In all JSON schemas shown in this document $number
, $string
, $boolean
,
$object
and $array
refer to the fundamental JSON types. #optional
indicates an optional JSON field.
Triton exposes the model configuration endpoint at the following URL. The versions portion of the URL is optional; if not provided Triton will return model configuration for the highest-numbered version of the model.
GET v2/models/${MODEL_NAME}[/versions/${MODEL_VERSION}]/config
A model configuration request is made with an HTTP GET to the model
configuration endpoint.A successful model configuration request is
indicated by a 200 HTTP status code. The model configuration response
object, identified as $model_configuration_response
, is returned in
the HTTP body for every successful request.
$model_configuration_response =
{
# configuration JSON
}
The contents of the response will be the JSON representation of the model's configuration described by the ModelConfig message from model_config.proto.
A failed model configuration request must be indicated by an HTTP
error status (typically 400). The HTTP body must contain the
$model_configuration_error_response
object.
$model_configuration_error_response =
{
"error": <error message string>
}
- “error” : The descriptive message for the error.

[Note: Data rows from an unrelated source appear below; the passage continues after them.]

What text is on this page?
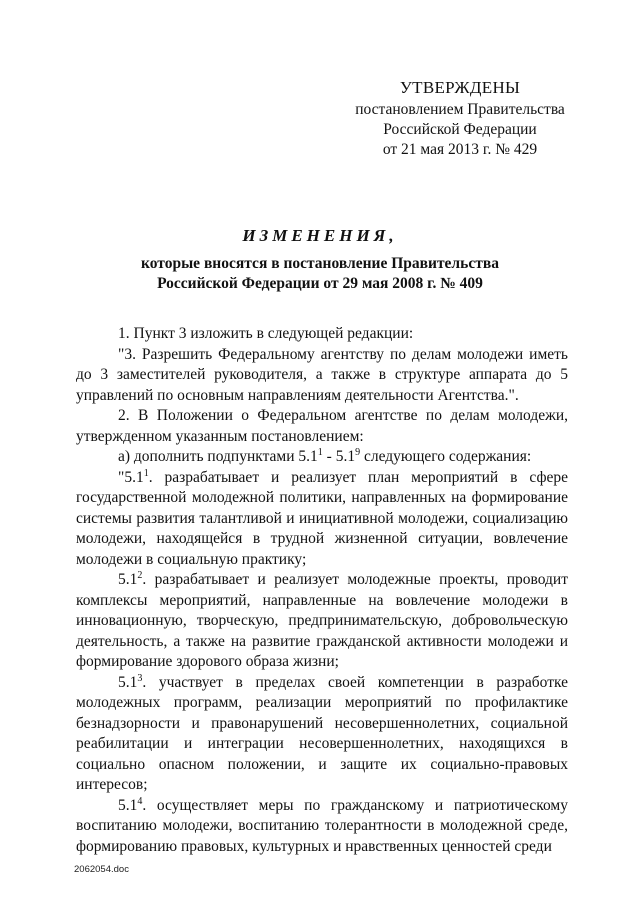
УТВЕРЖДЕНЫ
постановлением Правительства
Российской Федерации
от 21 мая 2013 г. № 429
ИЗМЕНЕНИЯ,
которые вносятся в постановление Правительства
Российской Федерации от 29 мая 2008 г. № 409

1. Пункт 3 изложить в следующей редакции:

"3. Разрешить Федеральному агентству по делам молодежи иметь до 3 заместителей руководителя, а также в структуре аппарата до 5 управлений по основным направлениям деятельности Агентства.".

2. В Положении о Федеральном агентстве по делам молодежи, утвержденном указанным постановлением:

а) дополнить подпунктами $5.1^1 - 5.1^9$ следующего содержания:

"$5.1^1$. разрабатывает и реализует план мероприятий в сфере государственной молодежной политики, направленных на формирование системы развития талантливой и инициативной молодежи, социализацию молодежи, находящейся в трудной жизненной ситуации, вовлечение молодежи в социальную практику;

$5.1^2$. разрабатывает и реализует молодежные проекты, проводит комплексы мероприятий, направленные на вовлечение молодежи в инновационную, творческую, предпринимательскую, добровольческую деятельность, а также на развитие гражданской активности молодежи и формирование здорового образа жизни;

$5.1^3$. участвует в пределах своей компетенции в разработке молодежных программ, реализации мероприятий по профилактике безнадзорности и правонарушений несовершеннолетних, социальной реабилитации и интеграции несовершеннолетних, находящихся в социально опасном положении, и защите их социально-правовых интересов;

$5.1^4$. осуществляет меры по гражданскому и патриотическому воспитанию молодежи, воспитанию толерантности в молодежной среде, формированию правовых, культурных и нравственных ценностей среди

2062054.doc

The GRPC definition of the service is:
service GRPCInferenceService
{
…
// Get model configuration.
rpc ModelConfig(ModelConfigRequest) returns (ModelConfigResponse) {}
}
Errors are indicated by the google.rpc.Status returned for the request. The OK code indicates success and other codes indicate failure. The request and response messages for ModelConfig are:
message ModelConfigRequest
{
// The name of the model.
string name = 1;
// The version of the model. If not given the version of the model
// is selected automatically based on the version policy.
string version = 2;
}
message ModelConfigResponse
{
// The model configuration.
ModelConfig config = 1;
}
Where the ModelConfig message is defined in model_config.proto.